As Boeing prepares for the industry’s annual showcase, the embattled U.S. planemaker is scrambling to resolve supply chain bottlenecks that have curbed 737 production and to win approval to resume deliveries of its 787 Dreamliner, among other challenges gripping its jet portfolio.
The 35 overall deliveries in May was more than double the 17 jets it handed over in the same month a year ago. That brings the delivery total for the first five months of the year to 165 aircraft, according to the data released on Tuesday.
Deliveries are a closely watched metric for investors since airlines hand over the bulk of the money for an order when they pick up their planes at Boeing.
Boeing booked 23 gross orders, 17 of which were for widebody aircraft. Among those, German carrier Lufthansa ordered seven 787 Dreamliners and seven 777-8F freighters – the cargo version of its forthcoming 777X.
Aircraft leasing tie-up Bain Capital Griffin ordered five 737 MAX jets for Indian carrier Akasa Air in a sale-leaseback deal that saw Akasa cancel the same number of planes from its initial order, Boeing said.
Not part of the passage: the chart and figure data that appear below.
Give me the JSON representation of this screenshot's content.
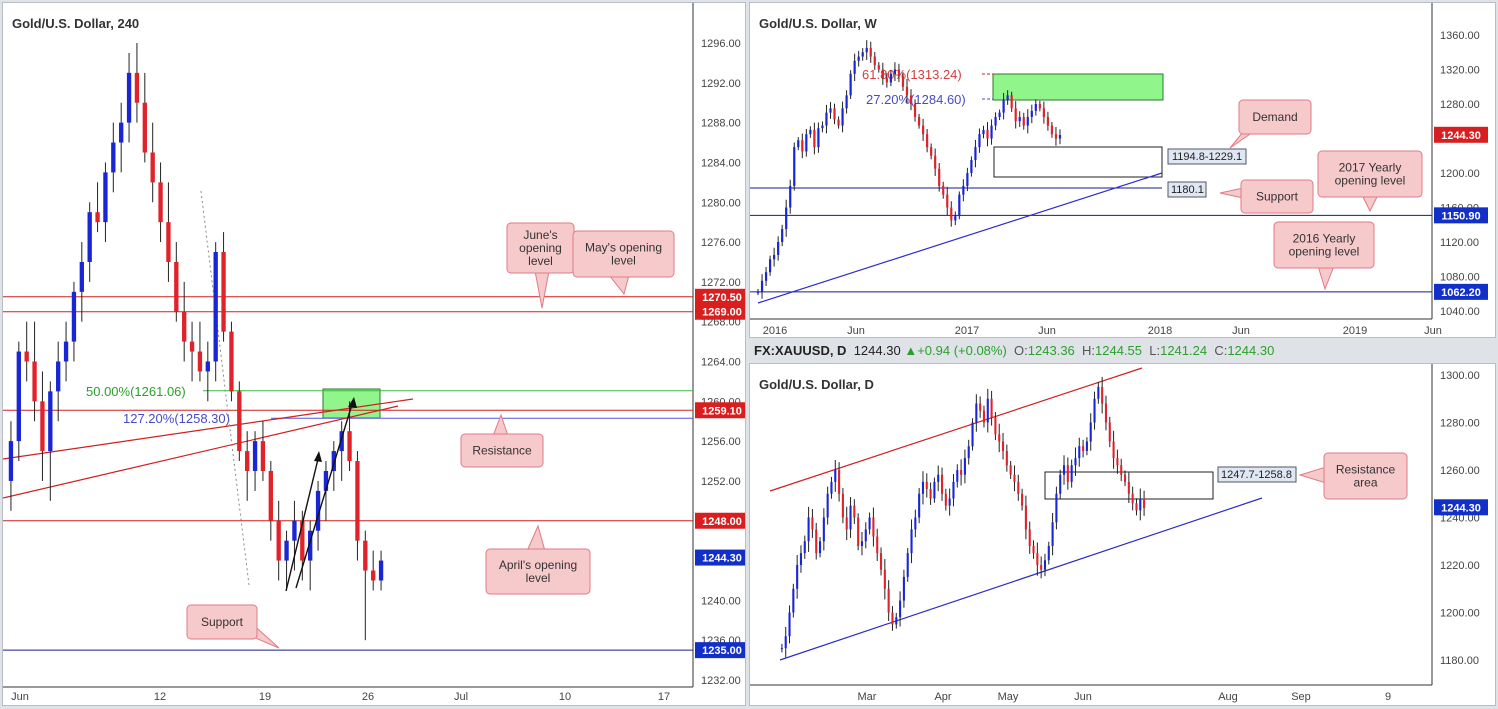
{
  "colors": {
    "bull": "#1826d6",
    "bear": "#e0232a",
    "support": "#1a1a8c",
    "resistance": "#d02020",
    "zone_green": "#90f58a",
    "callout": "#f6c9cb",
    "callout_border": "#e07a86"
  },
  "header_bar": {
    "symbol": "FX:XAUUSD, D",
    "price": "1244.30",
    "change": "+0.94 (+0.08%)",
    "o_label": "O:",
    "o": "1243.36",
    "h_label": "H:",
    "h": "1244.55",
    "l_label": "L:",
    "l": "1241.24",
    "c_label": "C:",
    "c": "1244.30"
  },
  "chart_data": [
    {
      "type": "candlestick",
      "title": "Gold/U.S. Dollar, 240",
      "ylim": [
        1232,
        1300
      ],
      "y_ticks": [
        "1296.00",
        "1292.00",
        "1288.00",
        "1284.00",
        "1280.00",
        "1276.00",
        "1272.00",
        "1268.00",
        "1264.00",
        "1260.00",
        "1256.00",
        "1252.00",
        "1248.00",
        "1244.00",
        "1240.00",
        "1236.00",
        "1232.00"
      ],
      "x_ticks": [
        "Jun",
        "12",
        "19",
        "26",
        "Jul",
        "10",
        "17"
      ],
      "levels": [
        {
          "value": 1270.5,
          "label": "1270.50",
          "kind": "resistance"
        },
        {
          "value": 1269.0,
          "label": "1269.00",
          "kind": "resistance"
        },
        {
          "value": 1259.1,
          "label": "1259.10",
          "kind": "resistance"
        },
        {
          "value": 1248.0,
          "label": "1248.00",
          "kind": "resistance"
        },
        {
          "value": 1235.0,
          "label": "1235.00",
          "kind": "support"
        }
      ],
      "last_price": "1244.30",
      "fib_labels": [
        {
          "text": "50.00%(1261.06)",
          "color": "green"
        },
        {
          "text": "127.20%(1258.30)",
          "color": "blue"
        }
      ],
      "annotations": [
        "June's opening level",
        "May's opening level",
        "Resistance",
        "April's opening level",
        "Support"
      ],
      "ohlc": [
        [
          1252,
          1258,
          1249,
          1256
        ],
        [
          1256,
          1266,
          1254,
          1265
        ],
        [
          1265,
          1268,
          1262,
          1264
        ],
        [
          1264,
          1268,
          1258,
          1260
        ],
        [
          1260,
          1263,
          1252,
          1255
        ],
        [
          1255,
          1262,
          1250,
          1261
        ],
        [
          1261,
          1266,
          1258,
          1264
        ],
        [
          1264,
          1268,
          1262,
          1266
        ],
        [
          1266,
          1272,
          1264,
          1271
        ],
        [
          1271,
          1276,
          1268,
          1274
        ],
        [
          1274,
          1280,
          1272,
          1279
        ],
        [
          1279,
          1282,
          1277,
          1278
        ],
        [
          1278,
          1284,
          1276,
          1283
        ],
        [
          1283,
          1288,
          1281,
          1286
        ],
        [
          1286,
          1290,
          1283,
          1288
        ],
        [
          1288,
          1295,
          1286,
          1293
        ],
        [
          1293,
          1296,
          1288,
          1290
        ],
        [
          1290,
          1293,
          1284,
          1285
        ],
        [
          1285,
          1288,
          1280,
          1282
        ],
        [
          1282,
          1284,
          1276,
          1278
        ],
        [
          1278,
          1282,
          1272,
          1274
        ],
        [
          1274,
          1276,
          1268,
          1269
        ],
        [
          1269,
          1272,
          1264,
          1266
        ],
        [
          1266,
          1268,
          1262,
          1265
        ],
        [
          1265,
          1268,
          1262,
          1263
        ],
        [
          1263,
          1266,
          1260,
          1264
        ],
        [
          1264,
          1276,
          1262,
          1275
        ],
        [
          1275,
          1277,
          1266,
          1267
        ],
        [
          1267,
          1268,
          1260,
          1261
        ],
        [
          1261,
          1262,
          1254,
          1255
        ],
        [
          1255,
          1257,
          1250,
          1253
        ],
        [
          1253,
          1257,
          1251,
          1256
        ],
        [
          1256,
          1258,
          1252,
          1253
        ],
        [
          1253,
          1254,
          1246,
          1248
        ],
        [
          1248,
          1250,
          1242,
          1244
        ],
        [
          1244,
          1247,
          1241,
          1246
        ],
        [
          1246,
          1250,
          1243,
          1248
        ],
        [
          1248,
          1249,
          1242,
          1244
        ],
        [
          1244,
          1248,
          1241,
          1247
        ],
        [
          1247,
          1252,
          1245,
          1251
        ],
        [
          1251,
          1254,
          1248,
          1253
        ],
        [
          1253,
          1256,
          1251,
          1255
        ],
        [
          1255,
          1258,
          1252,
          1257
        ],
        [
          1257,
          1260,
          1253,
          1254
        ],
        [
          1254,
          1255,
          1244,
          1246
        ],
        [
          1246,
          1247,
          1236,
          1243
        ],
        [
          1243,
          1245,
          1241,
          1242
        ],
        [
          1242,
          1245,
          1241,
          1244
        ]
      ]
    },
    {
      "type": "candlestick",
      "title": "Gold/U.S. Dollar, W",
      "ylim": [
        1020,
        1380
      ],
      "y_ticks": [
        "1360.00",
        "1320.00",
        "1280.00",
        "1240.00",
        "1200.00",
        "1160.00",
        "1120.00",
        "1080.00",
        "1040.00"
      ],
      "x_ticks": [
        "2016",
        "Jun",
        "2017",
        "Jun",
        "2018",
        "Jun",
        "2019",
        "Jun"
      ],
      "levels": [
        {
          "value": 1150.9,
          "label": "1150.90",
          "kind": "support"
        },
        {
          "value": 1062.2,
          "label": "1062.20",
          "kind": "support"
        }
      ],
      "last_price": "1244.30",
      "fib_labels": [
        {
          "text": "61.80%(1313.24)",
          "color": "red"
        },
        {
          "text": "27.20%(1284.60)",
          "color": "blue"
        }
      ],
      "zone_labels": [
        "1194.8-1229.1",
        "1180.1"
      ],
      "annotations": [
        "Demand",
        "Support",
        "2017 Yearly opening level",
        "2016 Yearly opening level"
      ],
      "closes": [
        1062,
        1075,
        1085,
        1100,
        1105,
        1120,
        1135,
        1160,
        1185,
        1230,
        1238,
        1225,
        1245,
        1250,
        1230,
        1252,
        1255,
        1270,
        1275,
        1262,
        1255,
        1275,
        1290,
        1315,
        1330,
        1335,
        1340,
        1345,
        1335,
        1325,
        1320,
        1310,
        1305,
        1315,
        1320,
        1312,
        1300,
        1290,
        1280,
        1265,
        1255,
        1245,
        1230,
        1220,
        1205,
        1185,
        1175,
        1160,
        1145,
        1150,
        1175,
        1185,
        1200,
        1215,
        1230,
        1245,
        1250,
        1240,
        1255,
        1265,
        1270,
        1285,
        1290,
        1275,
        1260,
        1265,
        1255,
        1265,
        1272,
        1280,
        1275,
        1265,
        1255,
        1245,
        1240,
        1244
      ]
    },
    {
      "type": "candlestick",
      "title": "Gold/U.S. Dollar, D",
      "ylim": [
        1165,
        1305
      ],
      "y_ticks": [
        "1300.00",
        "1280.00",
        "1260.00",
        "1240.00",
        "1220.00",
        "1200.00",
        "1180.00"
      ],
      "x_ticks": [
        "Mar",
        "Apr",
        "May",
        "Jun",
        "Aug",
        "Sep",
        "9"
      ],
      "last_price": "1244.30",
      "zone_labels": [
        "1247.7-1258.8"
      ],
      "annotations": [
        "Resistance area"
      ],
      "closes": [
        1185,
        1190,
        1200,
        1210,
        1220,
        1225,
        1230,
        1240,
        1235,
        1225,
        1230,
        1240,
        1250,
        1255,
        1260,
        1250,
        1240,
        1235,
        1245,
        1240,
        1228,
        1230,
        1235,
        1240,
        1232,
        1225,
        1218,
        1210,
        1200,
        1195,
        1198,
        1205,
        1215,
        1225,
        1235,
        1240,
        1250,
        1255,
        1252,
        1248,
        1255,
        1258,
        1250,
        1245,
        1248,
        1255,
        1260,
        1258,
        1265,
        1270,
        1280,
        1288,
        1285,
        1280,
        1290,
        1282,
        1275,
        1272,
        1268,
        1262,
        1258,
        1255,
        1250,
        1245,
        1235,
        1228,
        1225,
        1220,
        1218,
        1222,
        1228,
        1238,
        1250,
        1258,
        1262,
        1255,
        1262,
        1265,
        1270,
        1268,
        1272,
        1280,
        1290,
        1295,
        1288,
        1280,
        1272,
        1265,
        1262,
        1258,
        1255,
        1250,
        1246,
        1243,
        1248,
        1244
      ]
    }
  ]
}
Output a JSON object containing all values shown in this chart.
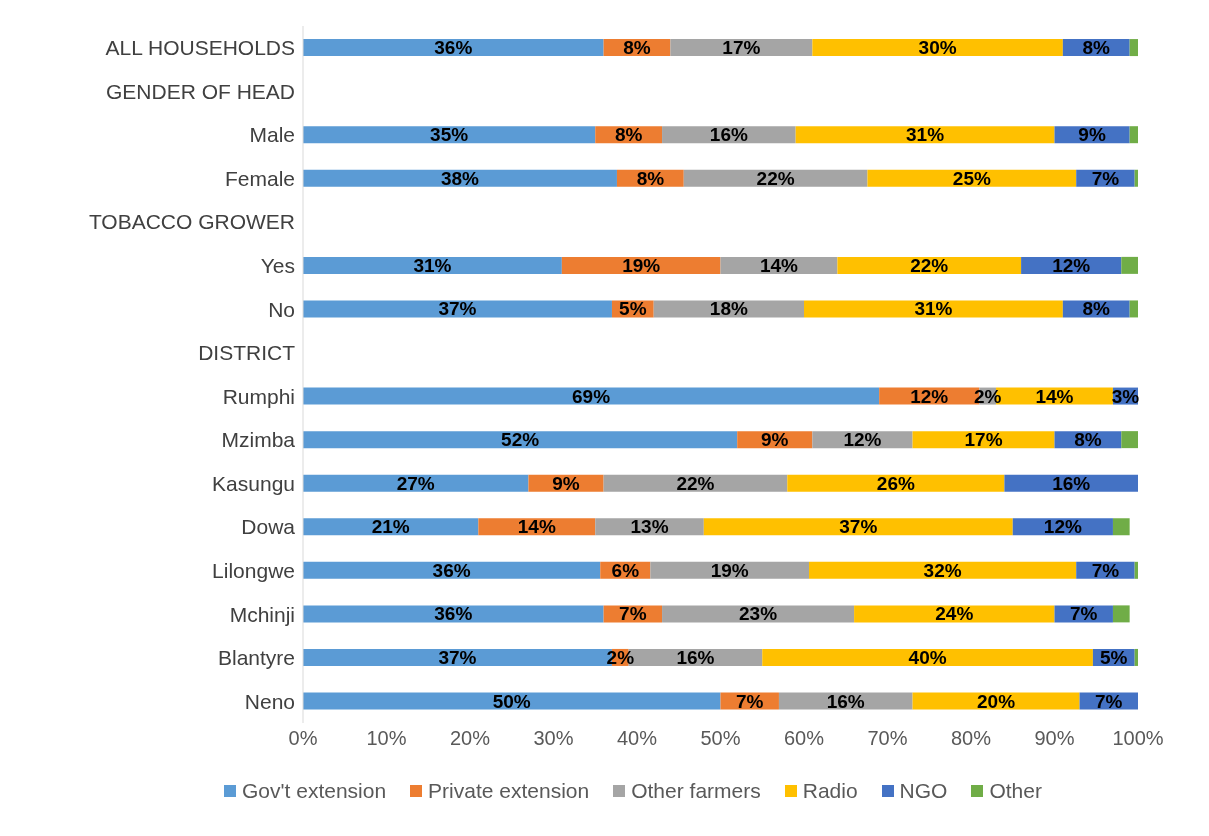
{
  "chart_data": {
    "type": "bar",
    "orientation": "horizontal",
    "stacked": true,
    "legend": "bottom",
    "categories": [
      "ALL HOUSEHOLDS",
      "GENDER OF HEAD",
      "Male",
      "Female",
      "TOBACCO GROWER",
      "Yes",
      "No",
      "DISTRICT",
      "Rumphi",
      "Mzimba",
      "Kasungu",
      "Dowa",
      "Lilongwe",
      "Mchinji",
      "Blantyre",
      "Neno"
    ],
    "xlim": [
      0,
      100
    ],
    "xticks": [
      {
        "value": 0,
        "label": "0%"
      },
      {
        "value": 10,
        "label": "10%"
      },
      {
        "value": 20,
        "label": "20%"
      },
      {
        "value": 30,
        "label": "30%"
      },
      {
        "value": 40,
        "label": "40%"
      },
      {
        "value": 50,
        "label": "50%"
      },
      {
        "value": 60,
        "label": "60%"
      },
      {
        "value": 70,
        "label": "70%"
      },
      {
        "value": 80,
        "label": "80%"
      },
      {
        "value": 90,
        "label": "90%"
      },
      {
        "value": 100,
        "label": "100%"
      }
    ],
    "series": [
      {
        "name": "Gov't extension",
        "color": "#5b9bd5",
        "values": [
          36,
          null,
          35,
          37.6,
          null,
          31,
          37,
          null,
          69,
          52,
          27,
          21,
          35.6,
          36,
          37,
          50
        ],
        "value_labels": [
          "36%",
          null,
          "35%",
          "38%",
          null,
          "31%",
          "37%",
          null,
          "69%",
          "52%",
          "27%",
          "21%",
          "36%",
          "36%",
          "37%",
          "50%"
        ]
      },
      {
        "name": "Private extension",
        "color": "#ed7d31",
        "values": [
          8,
          null,
          8,
          8,
          null,
          19,
          5,
          null,
          12,
          9,
          9,
          14,
          6,
          7,
          2,
          7
        ],
        "value_labels": [
          "8%",
          null,
          "8%",
          "8%",
          null,
          "19%",
          "5%",
          null,
          "12%",
          "9%",
          "9%",
          "14%",
          "6%",
          "7%",
          "2%",
          "7%"
        ]
      },
      {
        "name": "Other farmers",
        "color": "#a5a5a5",
        "values": [
          17,
          null,
          16,
          22,
          null,
          14,
          18,
          null,
          2,
          12,
          22,
          13,
          19,
          23,
          16,
          16
        ],
        "value_labels": [
          "17%",
          null,
          "16%",
          "22%",
          null,
          "14%",
          "18%",
          null,
          "2%",
          "12%",
          "22%",
          "13%",
          "19%",
          "23%",
          "16%",
          "16%"
        ]
      },
      {
        "name": "Radio",
        "color": "#ffc000",
        "values": [
          30,
          null,
          31,
          25,
          null,
          22,
          31,
          null,
          14,
          17,
          26,
          37,
          32,
          24,
          39.6,
          20
        ],
        "value_labels": [
          "30%",
          null,
          "31%",
          "25%",
          null,
          "22%",
          "31%",
          null,
          "14%",
          "17%",
          "26%",
          "37%",
          "32%",
          "24%",
          "40%",
          "20%"
        ]
      },
      {
        "name": "NGO",
        "color": "#4472c4",
        "values": [
          8,
          null,
          9,
          7,
          null,
          12,
          8,
          null,
          3,
          8,
          16,
          12,
          7,
          7,
          5,
          7
        ],
        "value_labels": [
          "8%",
          null,
          "9%",
          "7%",
          null,
          "12%",
          "8%",
          null,
          "3%",
          "8%",
          "16%",
          "12%",
          "7%",
          "7%",
          "5%",
          "7%"
        ]
      },
      {
        "name": "Other",
        "color": "#70ad47",
        "values": [
          1,
          null,
          1,
          0.4,
          null,
          2,
          1,
          null,
          null,
          2,
          null,
          2,
          0.4,
          2,
          0.4,
          null
        ]
      }
    ]
  }
}
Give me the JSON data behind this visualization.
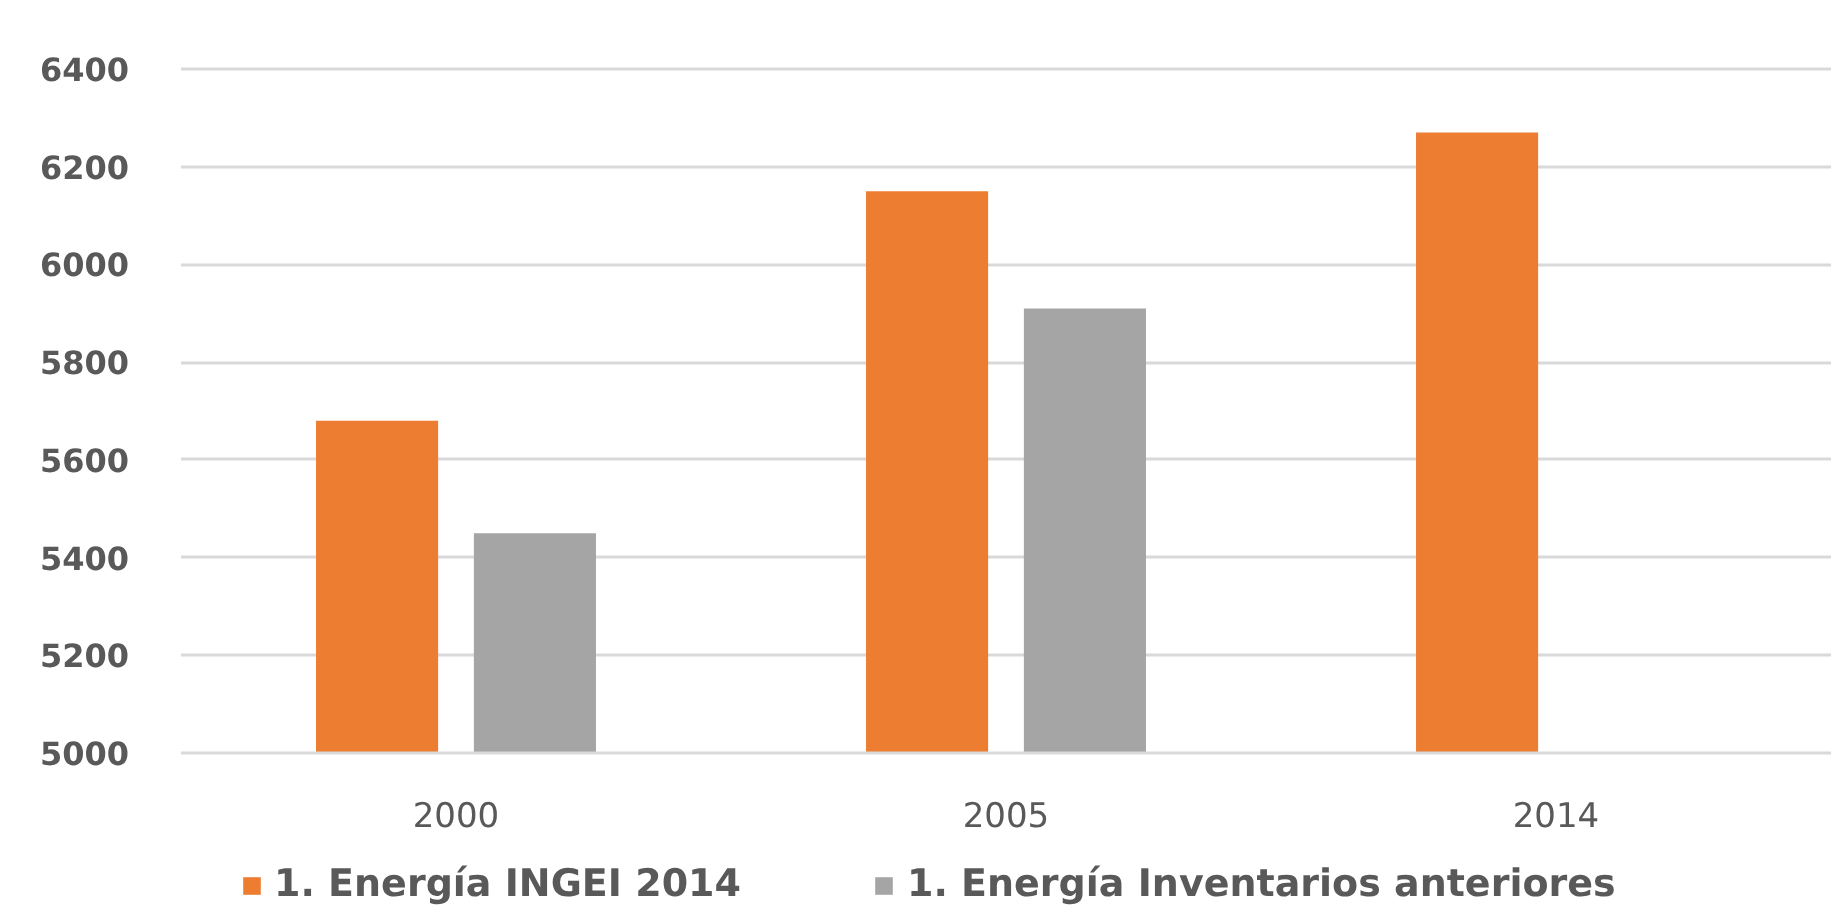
{
  "chart_data": {
    "type": "bar",
    "categories": [
      "2000",
      "2005",
      "2014"
    ],
    "series": [
      {
        "name": "1. Energía INGEI 2014",
        "color": "#ed7d31",
        "values": [
          5680,
          6150,
          6270
        ]
      },
      {
        "name": "1. Energía Inventarios anteriores",
        "color": "#a5a5a5",
        "values": [
          5450,
          5910,
          null
        ]
      }
    ],
    "ylim": [
      5000,
      6400
    ],
    "yticks": [
      5000,
      5200,
      5400,
      5600,
      5800,
      6000,
      6200,
      6400
    ],
    "grid": "y",
    "legend": "bottom"
  }
}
Boeing also sold another 737 MAX to American Airlines.
After nine canceled orders, including Norwegian Air scrapping four 787 Dreamliners, and instances where buyers swapped jet models, orders for May stood at 14, Boeing said.
For the year through May, Boeing booked 236 gross orders, or 171 after cancellations and conversions, it said. After accounting adjustments, Boeing recorded 107 net orders for the year so far.
Overall, Boeing’s order backlog rose to 4,192, Boeing said.